Goed rentmeesterschap ziet Lodewijks als grootste uitdaging: “Wat we nu allemaal ontwikkelen is gericht op een duurzame toekomst. Zoals transport van containers binnen de haven met elektrische autonome scheepjes in plaats van over de weg. Of: terugbrengen van het energiegebruik van bulktransport per lopende band. We hebben dat nu bijna gehalveerd.”

(Virtuele NEMAG grijper – beeld: Stef Lommen, TU)

Niet aan de bomen

“De grootste doorbraak is dat het vak Materiaalkunde bestaat”, vindt prof.dr.ir. Jilt Sietsma van de afdeling materials science and engineering. “In de jaren vijftig ontstond het besef dat materialen niet aan de bomen groeien, maar dat je daar wetenschappelijk onderzoek naar moet doen om eigenschappen te begrijpen en te verbeteren. Een middeleeuwse smid stak een gloeiend zwaard in het water om het te harden. Wij snappen nu hoe dat werkt en kunnen materiaalstructuren zichtbaar maken en naar onze hand zetten.” Die studie begon met metalen en verbreedde zich later naar kunststoffen, keramiek en halfgeleiders.

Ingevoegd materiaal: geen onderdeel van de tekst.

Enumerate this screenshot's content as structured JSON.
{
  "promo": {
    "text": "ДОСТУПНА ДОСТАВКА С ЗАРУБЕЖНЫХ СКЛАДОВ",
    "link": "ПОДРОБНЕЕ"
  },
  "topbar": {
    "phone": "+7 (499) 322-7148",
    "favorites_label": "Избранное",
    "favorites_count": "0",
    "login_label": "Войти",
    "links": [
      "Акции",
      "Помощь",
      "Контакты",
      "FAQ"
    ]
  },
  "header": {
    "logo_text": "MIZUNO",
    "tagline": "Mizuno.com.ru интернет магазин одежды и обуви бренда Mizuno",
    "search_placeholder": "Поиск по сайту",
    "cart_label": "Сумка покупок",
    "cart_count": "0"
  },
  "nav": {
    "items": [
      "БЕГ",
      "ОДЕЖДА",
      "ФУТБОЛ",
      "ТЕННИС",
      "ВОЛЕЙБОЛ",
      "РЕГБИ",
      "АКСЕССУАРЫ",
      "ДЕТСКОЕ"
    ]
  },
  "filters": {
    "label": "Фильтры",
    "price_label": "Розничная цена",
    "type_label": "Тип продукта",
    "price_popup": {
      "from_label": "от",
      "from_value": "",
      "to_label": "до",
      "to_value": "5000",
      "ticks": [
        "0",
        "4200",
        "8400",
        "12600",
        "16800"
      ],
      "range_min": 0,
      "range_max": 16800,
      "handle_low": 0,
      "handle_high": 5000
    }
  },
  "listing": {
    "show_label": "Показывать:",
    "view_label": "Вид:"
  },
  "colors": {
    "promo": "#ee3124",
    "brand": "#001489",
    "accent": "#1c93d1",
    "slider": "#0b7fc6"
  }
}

De uitdaging voor de toekomst ligt in duurzaamheid, hoe afgezaagd dat ook klinkt. Materialen worden schaars. Neem zink: het is onmisbaar voor roestbescherming van auto’s en voor het harden van rubber banden. Maar over 15 jaar is het op. En dat geldt voor heel veel grondstoffen. De materiaalkunde ontwikkelt technieken voor terugwinning en ontwikkelt alternatieve materialen.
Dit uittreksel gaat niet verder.